Tuesday 3 July 2007

Beyond Text? Not that I could see...

I'm just back from Manchester, having attended 'Beyond Text? Image:Voice::Sound:Object Synaesthetic and Sensory Practices in Anthropology' conference, part of the 10th RAI International Festival of Ethnographic Film.
I was intrigued and amazed to note how reliant all the speakers were on text. Bar a couple of examples, I was stunned to hear entire academic papers read verbatim. As a result, I found them impossible to follow (and not simply because of the jargon-packed language). Many of the papers overran their time slot, and the ones that did manage it only accomplished the time keeping due to their ability to rattle off in excess of 250 words per minute, rendering their speech virtually unintelligible.
This text dominance seemed particularly ironic considering the conference's focus on visual anthropology and its apparent affection towards the visual arts.
The most refreshing presentation I saw was Tomie Hahn and Curtis Bahn's Sensational knowledge, Sensational Ethnography. They presented a live performance of 'Streams' which seemed to me to epitomise 'Beyond Text'.
In more conventional but less text-based presenations David MacDougall presented visual clips expressing non-visual sensory attributes and Steven Feld spoke about Honk Horn Music in Accra, Ghana.

2 comments:

Jonathan said...

That whole reading of the paper thing irritates me. Why go to a conference when I could just read the paper?
For me a conference is an opportunity to discuss ideas and go off topic a bit.
I was at a conference in July where everyone was reading stuff, and I'd done my usual 'lots of diagrams' and me just making it up approach.
I got so worried it wouldn't go down well I literally rewrote my presentation complete with verbatim presenters notes.
And then, cometh the hour I scrapped it and went back to plan A. And it went better as a result.
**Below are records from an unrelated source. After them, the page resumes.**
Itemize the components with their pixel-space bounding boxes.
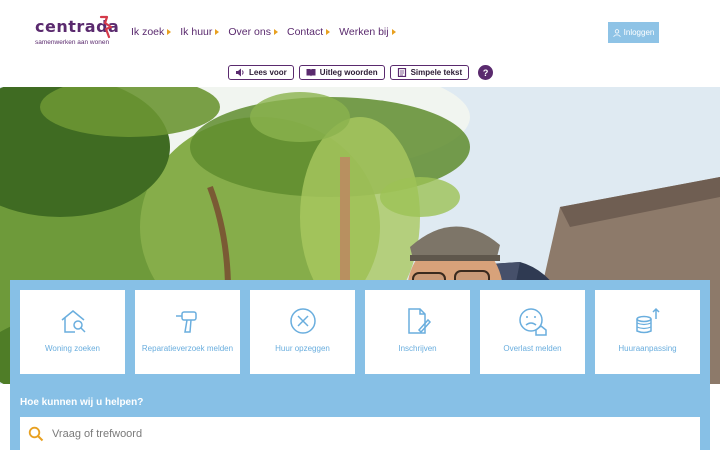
nav-item-werken-bij[interactable]: Werken bij bbox=[339, 26, 396, 38]
tile-woning-zoeken[interactable]: Woning zoeken bbox=[20, 290, 125, 374]
nav-label: Ik zoek bbox=[131, 26, 165, 38]
search-input[interactable] bbox=[52, 427, 652, 440]
sad-face-house-icon bbox=[518, 308, 547, 336]
tile-label: Reparatieverzoek melden bbox=[141, 344, 234, 353]
tile-label: Huur opzeggen bbox=[275, 344, 330, 353]
drill-icon bbox=[175, 311, 197, 333]
tile-huuraanpassing[interactable]: Huuraanpassing bbox=[595, 290, 700, 374]
caret-right-icon bbox=[167, 29, 172, 35]
tile-label: Inschrijven bbox=[398, 344, 437, 353]
speaker-icon bbox=[236, 68, 244, 77]
search-bar bbox=[20, 417, 700, 450]
nav-item-ik-zoek[interactable]: Ik zoek bbox=[131, 26, 172, 38]
logo-tagline: samenwerken aan wonen bbox=[35, 39, 110, 46]
tile-inschrijven[interactable]: Inschrijven bbox=[365, 290, 470, 374]
close-circle-icon bbox=[289, 308, 316, 334]
logo-mark-icon bbox=[99, 15, 113, 39]
login-button[interactable]: Inloggen bbox=[608, 22, 659, 43]
nav-item-contact[interactable]: Contact bbox=[286, 26, 331, 38]
simple-text-label: Simpele tekst bbox=[410, 68, 463, 77]
caret-right-icon bbox=[215, 29, 220, 35]
accessibility-toolbar: Lees voor Uitleg woorden Simpele tekst ? bbox=[228, 65, 494, 80]
explain-words-label: Uitleg woorden bbox=[319, 68, 378, 77]
nav-label: Contact bbox=[286, 26, 324, 38]
help-heading: Hoe kunnen wij u helpen? bbox=[20, 397, 144, 408]
services-panel: Woning zoeken Reparatieverzoek melden Hu… bbox=[10, 280, 710, 450]
tile-label: Huuraanpassing bbox=[618, 344, 677, 353]
service-tiles: Woning zoeken Reparatieverzoek melden Hu… bbox=[20, 290, 700, 374]
tile-label: Woning zoeken bbox=[45, 344, 100, 353]
caret-right-icon bbox=[326, 29, 331, 35]
document-icon bbox=[397, 68, 406, 77]
centrada-logo[interactable]: centrada samenwerken aan wonen bbox=[35, 15, 119, 49]
caret-right-icon bbox=[391, 29, 396, 35]
nav-label: Ik huur bbox=[180, 26, 213, 38]
user-icon bbox=[613, 28, 621, 37]
nav-label: Over ons bbox=[228, 26, 271, 38]
tile-reparatieverzoek[interactable]: Reparatieverzoek melden bbox=[135, 290, 240, 374]
read-aloud-label: Lees voor bbox=[249, 68, 287, 77]
explain-words-button[interactable]: Uitleg woorden bbox=[298, 65, 385, 80]
search-icon[interactable] bbox=[28, 426, 44, 442]
tile-label: Overlast melden bbox=[503, 344, 562, 353]
house-search-icon bbox=[61, 310, 86, 333]
tile-overlast-melden[interactable]: Overlast melden bbox=[480, 290, 585, 374]
site-header: centrada samenwerken aan wonen Ik zoek I… bbox=[0, 0, 720, 62]
nav-item-over-ons[interactable]: Over ons bbox=[228, 26, 278, 38]
caret-right-icon bbox=[273, 29, 278, 35]
nav-item-ik-huur[interactable]: Ik huur bbox=[180, 26, 220, 38]
coins-arrows-icon bbox=[635, 307, 660, 334]
simple-text-button[interactable]: Simpele tekst bbox=[389, 65, 470, 80]
nav-label: Werken bij bbox=[339, 26, 389, 38]
page: centrada samenwerken aan wonen Ik zoek I… bbox=[0, 0, 720, 450]
help-button[interactable]: ? bbox=[478, 65, 494, 80]
tile-huur-opzeggen[interactable]: Huur opzeggen bbox=[250, 290, 355, 374]
document-pen-icon bbox=[407, 308, 431, 334]
main-nav: Ik zoek Ik huur Over ons Contact Werken … bbox=[131, 26, 396, 38]
read-aloud-button[interactable]: Lees voor bbox=[228, 65, 294, 80]
book-icon bbox=[306, 69, 316, 77]
login-label: Inloggen bbox=[623, 28, 655, 37]
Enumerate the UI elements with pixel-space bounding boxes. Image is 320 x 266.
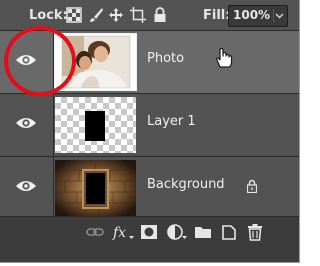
add-mask-icon[interactable] <box>140 223 158 241</box>
lock-icon <box>247 179 257 193</box>
lock-artboard-icon[interactable] <box>130 7 146 23</box>
adjustment-layer-icon[interactable] <box>166 223 188 241</box>
layers-bottom-toolbar: fx <box>0 216 299 262</box>
fill-label: Fill: <box>203 8 231 23</box>
eye-icon[interactable] <box>15 179 37 193</box>
svg-text:fx: fx <box>112 225 126 241</box>
fill-input[interactable]: 100% <box>228 5 288 27</box>
lock-label: Lock: <box>29 8 68 23</box>
lock-image-pixels-icon[interactable] <box>88 7 104 23</box>
annotation-circle <box>4 26 76 96</box>
fill-value: 100% <box>233 8 271 22</box>
layer-thumbnail-layer-1[interactable] <box>55 97 136 153</box>
visibility-toggle[interactable] <box>0 94 54 156</box>
new-layer-icon[interactable] <box>220 223 238 241</box>
layer-name-background: Background <box>147 177 225 192</box>
lock-transparent-pixels-icon[interactable] <box>66 7 82 23</box>
layer-row-background[interactable]: Background <box>0 157 299 220</box>
visibility-toggle[interactable] <box>0 157 54 219</box>
layer-name-photo: Photo <box>147 51 185 66</box>
link-layers-icon[interactable] <box>86 223 104 241</box>
delete-layer-icon[interactable] <box>246 223 264 241</box>
new-group-icon[interactable] <box>194 223 212 241</box>
lock-all-icon[interactable] <box>152 7 168 23</box>
layers-panel: Lock: Fill: 100% Photo Layer 1 Backgroun… <box>0 0 300 263</box>
fx-icon[interactable]: fx <box>112 223 134 241</box>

In New York in April the conference notes encourage interactive presentations, so I've scrapped my text-based slides for more diagrams again, and I'm hoping to turn it in to a workshop. The paper can cover the stuff like methodologies etc. Yu don't fly across the Atlantic to have someone read to you...

Debbie Maxwell said...

Well, it reminds me of the differences of storytelling clubs and writing groups. I think the physical paper becomes a barrier between the audience and the speaker.